Attraverso le impressioni olfattive, Montaigne arriva a leggere dentro le
persone, intuendo temperamento, abitudini e umori. Per esempio, disapprova
l’abuso di profumi artificiali, perché mascherano la verità e sono sintomo di
mancanza di pulizia, quindi chi profuma troppo, in realtà, puzza. I suoi folti
baffi, oltretutto, non lo tradiscono mai e gli sono complici nell’imprimere
sensazioni gustative e olfattive essenziali, soprattutto in amore. Scrive,
infatti, che “gli appassionati baci della
gioventù, saporosi, ghiotti e appiccicaticci, un tempo vi s’incollavano e vi
restavano per molte ore.” Inoltre, Montaigne sottolinea come “il più squisito profumo di donna è non
avere alcun odore, così come il miglior odore delle sue azioni è che esse siano
impercettibili e tacite.” Se da un punto di vista ideale, la donna
dev’essere inodore, Montaigne apprezza certi aromi delicati, come quelli che
usavano le ragazze di Scizia. Esse, infatti, “dopo essersi lavate, spargevano e ricoprivano tutto il corpo con una
certa droga odorosa che nasce nel loro paese; e al momento di avvicinare gli
uomini, la toglievano per essere lisce e profumate.”
Con
l’età, forse, il sapore tumido dei baci e le sensuali fragranze femminili
cambiano per Montaigne ma altri effluvi verranno da lui assorbiti e studiati
con altrettanta meticolosa passione.

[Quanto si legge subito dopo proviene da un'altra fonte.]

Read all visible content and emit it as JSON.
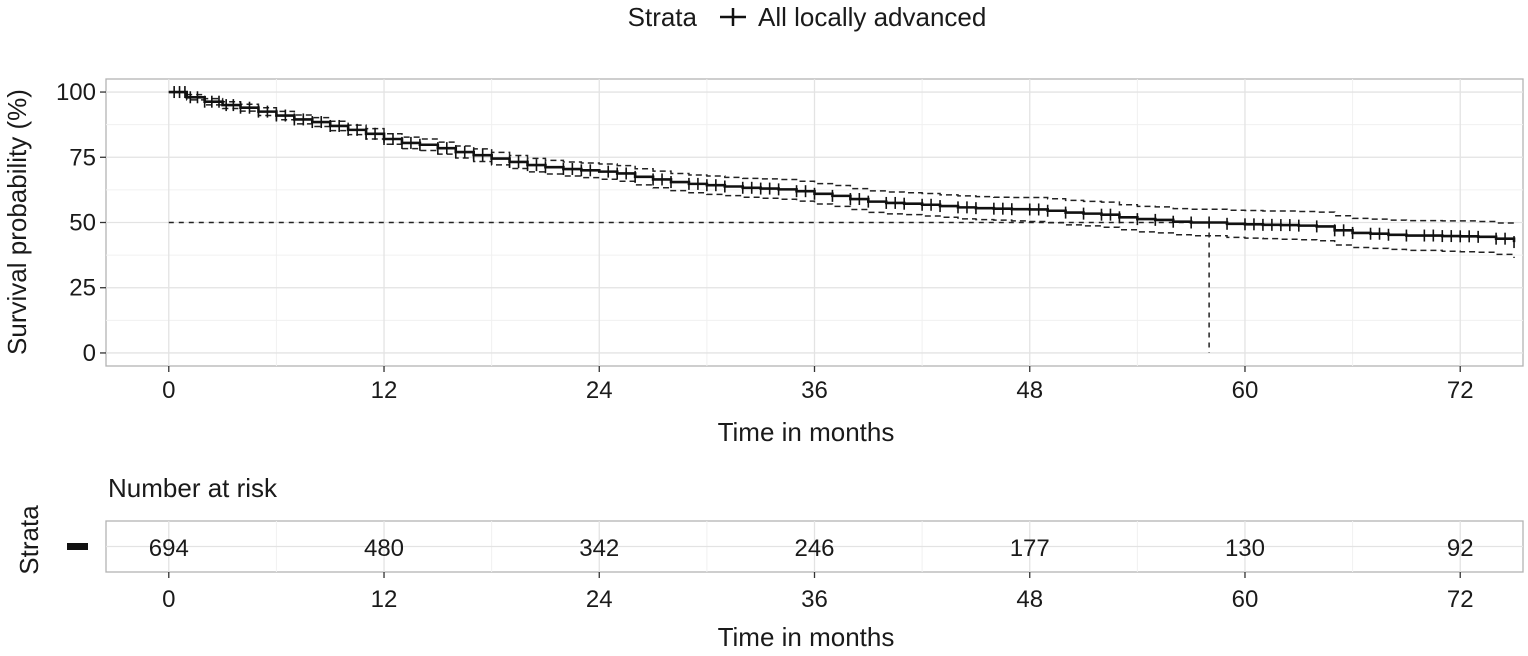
{
  "legend": {
    "title": "Strata",
    "entries": [
      "All locally advanced"
    ]
  },
  "chart_data": {
    "type": "line",
    "title": "",
    "xlabel": "Time in months",
    "ylabel": "Survival probability (%)",
    "xlim": [
      -3.5,
      75.5
    ],
    "ylim": [
      -5,
      105
    ],
    "x_ticks": [
      0,
      12,
      24,
      36,
      48,
      60,
      72
    ],
    "x_tick_labels": [
      "0",
      "12",
      "24",
      "36",
      "48",
      "60",
      "72"
    ],
    "y_ticks": [
      0,
      25,
      50,
      75,
      100
    ],
    "y_tick_labels": [
      "0",
      "25",
      "50",
      "75",
      "100"
    ],
    "grid": true,
    "legend_position": "top",
    "series": [
      {
        "name": "All locally advanced",
        "x": [
          0,
          1,
          2,
          3,
          4,
          5,
          6,
          7,
          8,
          9,
          10,
          11,
          12,
          13,
          14,
          15,
          16,
          17,
          18,
          19,
          20,
          21,
          22,
          23,
          24,
          25,
          26,
          27,
          28,
          29,
          30,
          31,
          32,
          33,
          34,
          35,
          36,
          37,
          38,
          39,
          40,
          41,
          42,
          43,
          44,
          45,
          46,
          47,
          48,
          49,
          50,
          51,
          52,
          53,
          54,
          55,
          56,
          57,
          58,
          59,
          60,
          61,
          62,
          63,
          64,
          65,
          66,
          67,
          68,
          69,
          70,
          71,
          72,
          73,
          74,
          75
        ],
        "y": [
          100,
          98,
          96.3,
          95,
          94,
          92.5,
          91,
          89.5,
          88.5,
          87,
          85.5,
          84,
          82,
          80.5,
          79.8,
          78.5,
          77,
          75.8,
          74.5,
          73.2,
          72,
          71.2,
          70.5,
          70,
          69.5,
          68.8,
          67.5,
          66.5,
          65.5,
          64.8,
          64.3,
          63.8,
          63.3,
          63,
          62.7,
          62,
          61,
          60.2,
          59,
          58,
          57.5,
          57.2,
          56.8,
          56.3,
          55.8,
          55.5,
          55.3,
          55.1,
          55,
          54.5,
          53.8,
          53.4,
          53,
          52,
          51.3,
          51,
          50.3,
          50,
          50,
          49.5,
          49.3,
          49.1,
          49,
          48.8,
          48.5,
          47,
          46,
          45.7,
          45.3,
          45,
          45,
          44.8,
          44.7,
          44.5,
          43.8,
          42.5
        ]
      }
    ],
    "ci_upper": [
      100,
      99,
      97.5,
      96.3,
      95.3,
      94,
      92.6,
      91.2,
      90.2,
      88.8,
      87.3,
      86,
      84,
      82.7,
      82,
      80.8,
      79.3,
      78.2,
      76.9,
      75.7,
      74.6,
      73.8,
      73.2,
      72.8,
      72.4,
      71.8,
      70.6,
      69.7,
      68.8,
      68.2,
      67.8,
      67.3,
      66.9,
      66.7,
      66.5,
      65.8,
      64.9,
      64.2,
      63,
      62.1,
      61.7,
      61.4,
      61.1,
      60.6,
      60.2,
      59.9,
      59.7,
      59.6,
      59.6,
      59.1,
      58.5,
      58.1,
      57.8,
      56.8,
      56.2,
      56,
      55.3,
      55.1,
      55.1,
      54.7,
      54.6,
      54.4,
      54.4,
      54.2,
      54,
      52.6,
      51.6,
      51.3,
      50.9,
      50.7,
      50.7,
      50.6,
      50.6,
      50.4,
      49.8,
      48.6
    ],
    "ci_lower": [
      100,
      97,
      95.1,
      93.7,
      92.7,
      91,
      89.4,
      87.8,
      86.8,
      85.2,
      83.7,
      82,
      80,
      78.3,
      77.6,
      76.2,
      74.7,
      73.4,
      72.1,
      70.7,
      69.4,
      68.6,
      67.8,
      67.2,
      66.6,
      65.8,
      64.4,
      63.3,
      62.2,
      61.4,
      60.8,
      60.3,
      59.7,
      59.3,
      58.9,
      58.2,
      57.1,
      56.2,
      55,
      53.9,
      53.3,
      53,
      52.5,
      52,
      51.4,
      51.1,
      50.9,
      50.6,
      50.4,
      49.9,
      49.1,
      48.7,
      48.2,
      47.2,
      46.4,
      46,
      45.3,
      44.9,
      44.9,
      44.3,
      44,
      43.8,
      43.6,
      43.4,
      43,
      41.4,
      40.4,
      40.1,
      39.7,
      39.3,
      39.3,
      39,
      38.8,
      38.6,
      37.8,
      36.4
    ],
    "median_reference": {
      "y": 50,
      "x": 58
    },
    "censor_times": [
      0.3,
      0.6,
      0.9,
      1.2,
      1.6,
      2,
      2.4,
      2.8,
      3.2,
      3.6,
      4,
      4.5,
      5,
      5.5,
      6,
      6.5,
      7,
      7.5,
      8,
      8.5,
      9,
      9.5,
      10,
      10.5,
      11,
      11.5,
      12,
      12.5,
      13,
      13.5,
      14,
      15,
      15.5,
      16,
      16.5,
      17,
      17.5,
      18,
      19,
      19.5,
      20,
      20.5,
      21,
      22,
      22.5,
      23,
      23.5,
      24.5,
      25,
      25.5,
      26,
      27,
      27.5,
      28,
      29,
      29.5,
      30,
      30.5,
      31,
      32,
      32.5,
      33,
      33.5,
      34,
      35,
      35.5,
      36,
      37,
      38,
      38.5,
      39,
      40,
      40.5,
      41,
      42,
      42.5,
      43,
      44,
      44.5,
      45,
      46,
      46.5,
      47,
      48,
      48.5,
      49,
      50,
      51,
      52,
      52.5,
      53,
      54,
      55,
      56,
      57,
      58,
      59,
      60,
      60.5,
      61,
      61.5,
      62,
      62.5,
      63,
      64,
      65,
      65.5,
      66,
      67,
      67.5,
      68,
      69,
      70,
      70.5,
      71,
      71.5,
      72,
      72.5,
      73,
      74,
      74.5,
      75
    ]
  },
  "risk_table": {
    "title": "Number at risk",
    "ylabel": "Strata",
    "xlabel": "Time in months",
    "times": [
      0,
      12,
      24,
      36,
      48,
      60,
      72
    ],
    "time_labels": [
      "0",
      "12",
      "24",
      "36",
      "48",
      "60",
      "72"
    ],
    "counts": [
      "694",
      "480",
      "342",
      "246",
      "177",
      "130",
      "92"
    ]
  }
}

Per esempio, egli nota come l’utilizzo
dell’incenso durante i riti religiosi sia fondamentale per purificare i sensi e
indurre alla contemplazione. Allo stesso modo, rimpiange di non possedere
l’arte di aromatizzare i cibi di cui certi cuochi son mirabilmente dotati.
Insomma,
“annusare il più possibile” sempre e
ovunque, per esplorare tutto ciò che appartiene alla vita: questa sembra essere
la missione umanista sottesa alla saggezza di Montaigne, il quale fa del
proprio naso e del proprio palato un unico prezioso strumento di conoscenza e
di profondo godimento.
Il
filosofo assaggerà la vita fino all’ultimo respiro quando, ironia della sorte,
un ascesso alla lingua gli impedirà di parlare per tre sofferti giorni. “Non mi fa piacere essere malato ma se lo
sono, voglio saperlo, voglio sentirlo” scrive, mentre, disteso nel letto
della sua casa, gli amici più cari gli rendono le ultime commosse visite. Si
dice che abbia affrontato la morte con una serenità naturale, non piantando
cavoli come avrebbe desiderato, ma scrivendo in conclusione dei “Saggi” che era semplicemente giunto il
momento di raccogliere le sue cose e far fagotto.
E’ il 13 settembre del 1592, il giorno in cui Montaigne deve aver
annusato l’unico profumo a lui ancora sconosciuto, quello della morte, che come
un ultimo bacio s’è posato morbidamente sui suoi baffi stanchi, senza concedergli
il tempo di ricambiare, né di poterlo raccontare.